Os TRLs de 1 até 3 são supridos principalmente por universidades, mesmo que a duras penas em nosso país. A indústria investe pesadamente em projetos de TRL 7 e superior.
No meio do caminho, temos o segundo “Vale da Morte” que menciono no título. Milhares de projetos que poderiam trazer imensos benefícios à sociedade ficam no meio do caminho pela falta de mecanismos que promovam seu desenvolvimento.
Alguns órgãos, como a Finep, BNDES e Embrapii subsidiam projetos nessa faixa de TRL, mas os recursos e a procura ainda são insuficientes para o volume de ciência e tecnologia produzido no país.
Também há leis de incentivo fiscal, como a Lei do Bem e a Lei de Informática, que reduzem os custos de pesquisa e desenvolvimento tecnológico, mas esses recursos são acessados por uma pequena parte da indústria nacional.
Se considerarmos os anos de 1996 até 2019, o Brasil ocupa a 15a posição em número de artigos científicos publicados em periódicos internacionais de alto impacto, segundo o Scimago Institutions Rankings, totalizando cerca de 1,027 milhão de documentos. Ao mesmo tempo, nosso país ocupou a 62a posição no Índice Global de Inovação em 2020, conforme divulgação da Organização Mundial de Propriedade Intelectual. Esses dados destoam muito. Em outras palavras, temos muita iniciativa mas pouca “acabativa”.
Patentes
E quando olhamos para os nossos dados de proteção intelectual, também vemos uma figura alarmante de como nossa indústria nacional precisa inovar mais.

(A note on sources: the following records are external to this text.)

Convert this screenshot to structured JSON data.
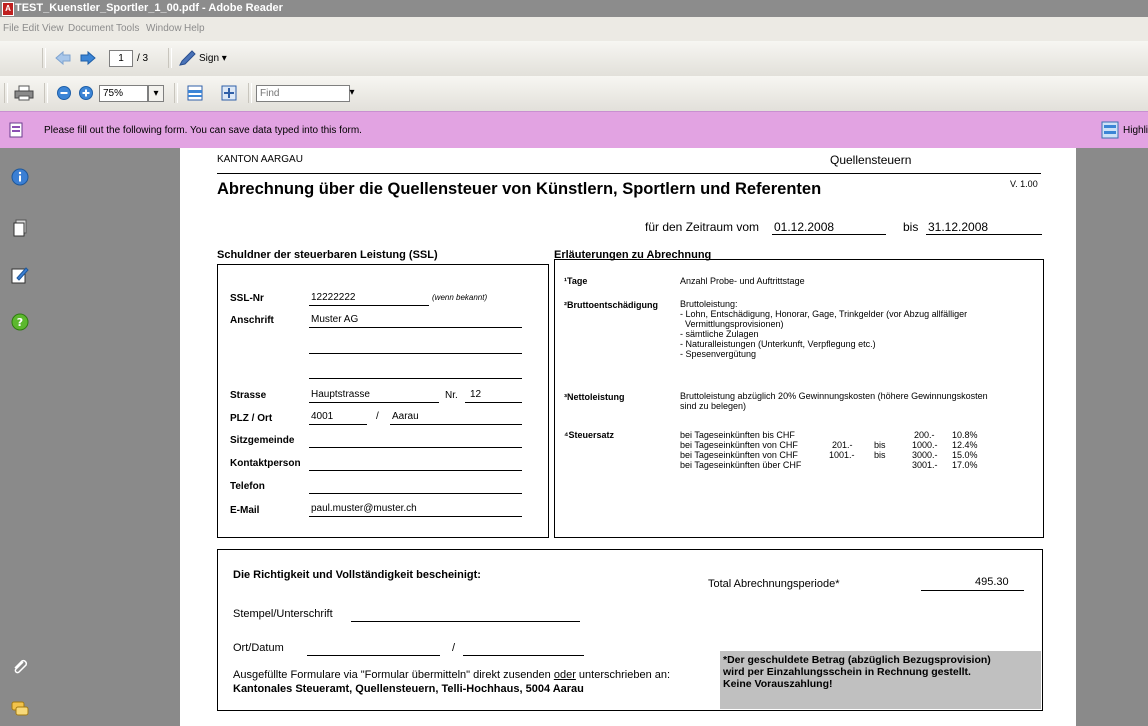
{
  "window": {
    "title": "TEST_Kuenstler_Sportler_1_00.pdf - Adobe Reader"
  },
  "menu": [
    "File",
    "Edit",
    "View",
    "Document",
    "Tools",
    "Window",
    "Help"
  ],
  "toolbar": {
    "page_current": "1",
    "page_total": "/ 3",
    "sign_label": "Sign",
    "zoom": "75%",
    "find_placeholder": "Find"
  },
  "notification": {
    "text": "Please fill out the following form. You can save data typed into this form.",
    "highlight_label": "Highli"
  },
  "form": {
    "canton": "KANTON AARGAU",
    "department": "Quellensteuern",
    "version": "V. 1.00",
    "title": "Abrechnung über die Quellensteuer von Künstlern, Sportlern und Referenten",
    "period_label": "für den Zeitraum vom",
    "period_from": "01.12.2008",
    "period_bis": "bis",
    "period_to": "31.12.2008",
    "debtor": {
      "heading": "Schuldner der steuerbaren Leistung (SSL)",
      "ssl_label": "SSL-Nr",
      "ssl_value": "12222222",
      "ssl_hint": "(wenn bekannt)",
      "address_label": "Anschrift",
      "address_value": "Muster AG",
      "street_label": "Strasse",
      "street_value": "Hauptstrasse",
      "nr_label": "Nr.",
      "nr_value": "12",
      "plz_label": "PLZ / Ort",
      "plz_value": "4001",
      "slash": "/",
      "city_value": "Aarau",
      "municipality_label": "Sitzgemeinde",
      "contact_label": "Kontaktperson",
      "phone_label": "Telefon",
      "email_label": "E-Mail",
      "email_value": "paul.muster@muster.ch"
    },
    "explanations": {
      "heading": "Erläuterungen zu Abrechnung",
      "tage_label": "¹Tage",
      "tage_text": "Anzahl Probe- und Auftrittstage",
      "brutto_label": "²Bruttoentschädigung",
      "brutto_lines": [
        "Bruttoleistung:",
        "- Lohn, Entschädigung, Honorar, Gage, Trinkgelder (vor Abzug allfälliger",
        "  Vermittlungsprovisionen)",
        "- sämtliche Zulagen",
        "- Naturalleistungen (Unterkunft, Verpflegung etc.)",
        "- Spesenvergütung"
      ],
      "netto_label": "³Nettoleistung",
      "netto_lines": [
        "Bruttoleistung abzüglich 20% Gewinnungskosten (höhere Gewinnungskosten",
        "sind zu belegen)"
      ],
      "steuer_label": "⁴Steuersatz",
      "rates": [
        {
          "text": "bei Tageseinkünften bis CHF",
          "from": "",
          "bis": "",
          "to": "200.-",
          "rate": "10.8%"
        },
        {
          "text": "bei Tageseinkünften von CHF",
          "from": "201.-",
          "bis": "bis",
          "to": "1000.-",
          "rate": "12.4%"
        },
        {
          "text": "bei Tageseinkünften von CHF",
          "from": "1001.-",
          "bis": "bis",
          "to": "3000.-",
          "rate": "15.0%"
        },
        {
          "text": "bei Tageseinkünften über CHF",
          "from": "",
          "bis": "",
          "to": "3001.-",
          "rate": "17.0%"
        }
      ]
    },
    "cert": {
      "heading": "Die Richtigkeit und Vollständigkeit bescheinigt:",
      "total_label": "Total Abrechnungsperiode*",
      "total_value": "495.30",
      "stamp_label": "Stempel/Unterschrift",
      "place_label": "Ort/Datum",
      "slash": "/",
      "send_pre": "Ausgefüllte Formulare via \"Formular übermitteln\" direkt zusenden ",
      "send_oder": "oder",
      "send_post": " unterschrieben an:",
      "address": "Kantonales Steueramt, Quellensteuern, Telli-Hochhaus, 5004 Aarau",
      "note_lines": [
        "*Der geschuldete Betrag (abzüglich Bezugsprovision)",
        "wird per Einzahlungsschein in Rechnung gestellt.",
        "Keine Vorauszahlung!"
      ]
    }
  }
}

Das cerca de 25,3 mil patentes depositadas no Brasil em 2019, apenas 5,4 mil foram de brasileiros. Os Estados Unidos depositaram 7,5 mil patentes no Brasil nesse mesmo ano. Ou seja, americanos depositam 38,9% mais patentes no país do que os próprios brasileiros.
Pedidos de patentes de invenção por origem do depositante – 2008-2019
Da pequena quantidade de patentes nacionais, uma boa parcela é depositada por pessoas físicas. Quando falamos de pessoas jurídicas, as universidades são as maiores representantes.

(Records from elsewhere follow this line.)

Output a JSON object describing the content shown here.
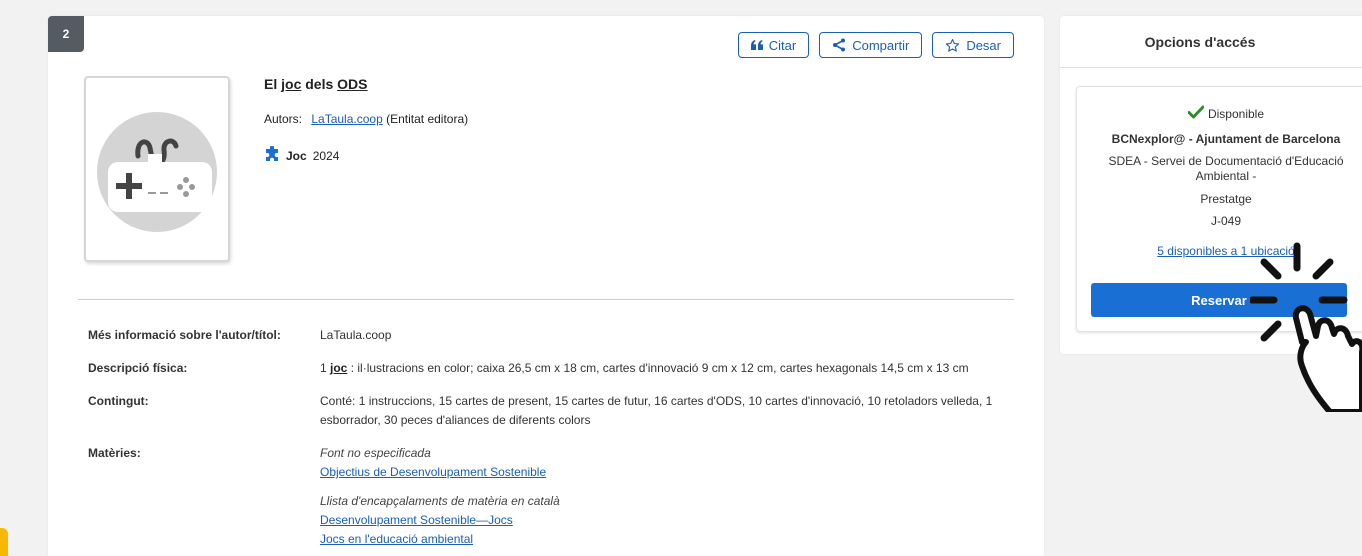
{
  "result": {
    "number": "2",
    "actions": {
      "cite": "Citar",
      "share": "Compartir",
      "save": "Desar"
    },
    "title_prefix": "El ",
    "title_link1": "joc",
    "title_mid": " dels ",
    "title_link2": "ODS",
    "authors_label": "Autors:",
    "author_name": "LaTaula.coop",
    "author_role": "(Entitat editora)",
    "type": "Joc",
    "year": "2024",
    "details": {
      "author_info_label": "Més informació sobre l'autor/títol:",
      "author_info_value": "LaTaula.coop",
      "physical_label": "Descripció física:",
      "physical_prefix": "1 ",
      "physical_link": "joc",
      "physical_value": " : il·lustracions en color; caixa 26,5 cm x 18 cm, cartes d'innovació 9 cm x 12 cm, cartes hexagonals 14,5 cm x 13 cm",
      "contents_label": "Contingut:",
      "contents_value": "Conté: 1 instruccions, 15 cartes de present, 15 cartes de futur, 16 cartes d'ODS, 10 cartes d'innovació, 10 retoladors velleda, 1 esborrador, 30 peces d'aliances de diferents colors",
      "subjects_label": "Matèries:",
      "subjects_group1_source": "Font no especificada",
      "subjects_group1_items": [
        "Objectius de Desenvolupament Sostenible"
      ],
      "subjects_group2_source": "Llista d'encapçalaments de matèria en català",
      "subjects_group2_items": [
        "Desenvolupament Sostenible—Jocs",
        "Jocs en l'educació ambiental"
      ]
    }
  },
  "access": {
    "header": "Opcions d'accés",
    "status": "Disponible",
    "library": "BCNexplor@ - Ajuntament de Barcelona",
    "location": "SDEA - Servei de Documentació d'Educació Ambiental -",
    "shelf": "Prestatge",
    "call_number": "J-049",
    "copies_link": "5 disponibles a 1 ubicació",
    "reserve_label": "Reservar"
  },
  "colors": {
    "accent": "#1a6fd4",
    "link": "#1a5fb4",
    "available": "#2e8b2e",
    "badge": "#555b63"
  }
}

Em outras palavras, poucas das nossas invenções recebem aplicação e realmente se tornam inovações. Qual é a melhor saída para isso? Incentivar a conexão da universidade com a indústria é uma das possibilidades de médio e longo prazo que já abordei em colunas anteriores. Mesmo assim, o status quo da atualidade tem aversão ao risco – e os números mostram que a caminhada não anda a passos largos.

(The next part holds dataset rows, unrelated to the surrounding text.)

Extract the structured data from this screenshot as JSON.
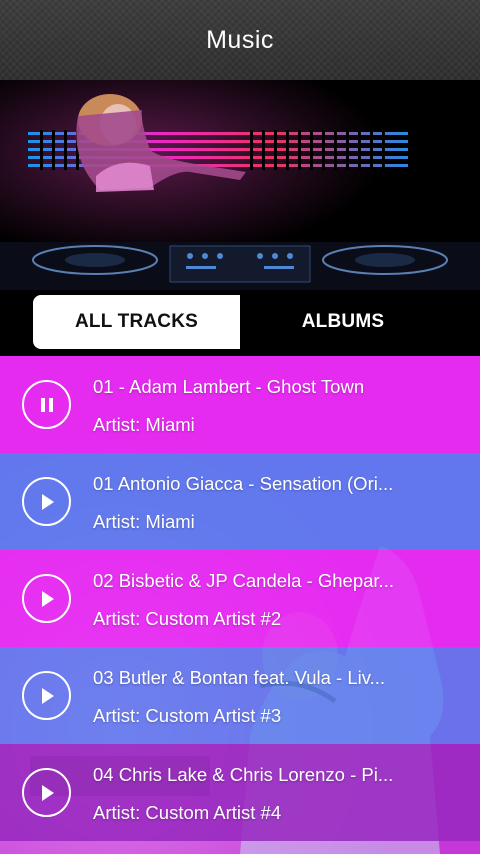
{
  "app": {
    "title": "Music"
  },
  "tabs": [
    {
      "label": "ALL TRACKS",
      "active": true
    },
    {
      "label": "ALBUMS",
      "active": false
    }
  ],
  "colors": {
    "magenta": "#e51ff0",
    "blue": "#4a86e8",
    "purple": "#8b2fb8",
    "topbar": "#333333"
  },
  "tracks": [
    {
      "title": "01 - Adam Lambert - Ghost Town",
      "artist": "Artist: Miami",
      "state": "playing",
      "icon": "pause-icon"
    },
    {
      "title": "01 Antonio Giacca - Sensation (Ori...",
      "artist": "Artist: Miami",
      "state": "stopped",
      "icon": "play-icon"
    },
    {
      "title": "02 Bisbetic & JP Candela - Ghepar...",
      "artist": "Artist: Custom Artist #2",
      "state": "stopped",
      "icon": "play-icon"
    },
    {
      "title": "03 Butler & Bontan feat. Vula - Liv...",
      "artist": "Artist: Custom Artist #3",
      "state": "stopped",
      "icon": "play-icon"
    },
    {
      "title": "04 Chris Lake & Chris Lorenzo - Pi...",
      "artist": "Artist: Custom Artist #4",
      "state": "stopped",
      "icon": "play-icon"
    }
  ]
}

O que mais poderíamos fazer? Criar maneiras de transformar essas tecnologias em empresas, por meio do incentivo para que pesquisadores levem ao mercado suas invenções.
Muitas fundações de amparo à pesquisa estão incentivando esse tipo de ação por meio de editais como o Sinapse da Inovação, Centelha, PIPE, entre outros.
Mas o recurso dedicado ainda é muito tímido se compararmos com o que ocorre com esse tipo de iniciativa em países que estão na vanguarda da inovação, como a China, Cingapura e Israel – para citar outros exemplos além dos EUA. Outro ponto fraco desses programas é que eles possuem pouco acompanhamento, além do gasto dos recursos.
Inventores não são, necessariamente, empreendedores
Por isso, para ser mais assertivo no uso do recurso público, é importante que haja processos de formação e mentoria de especialistas para esses profissionais, bem como artifícios que conectem pessoas com competências diferentes, unindo a tecnologia aos negócios. As aceleradoras e incubadoras de empresas ligadas às universidades e institutos de pesquisa são ilhas onde essa dinâmica ocorre em nosso país e que devem ser incentivadas.
Com esse primeiro impulso em massa, temos o potencial de ter uma pletora de novas empresas capazes de impactar não só o Brasil, mas outros países do mundo.
É só com tecnologia de ponta combinada a modelos de negócio inovadores que deixaremos de ser seguidores para nos tornarmos líderes.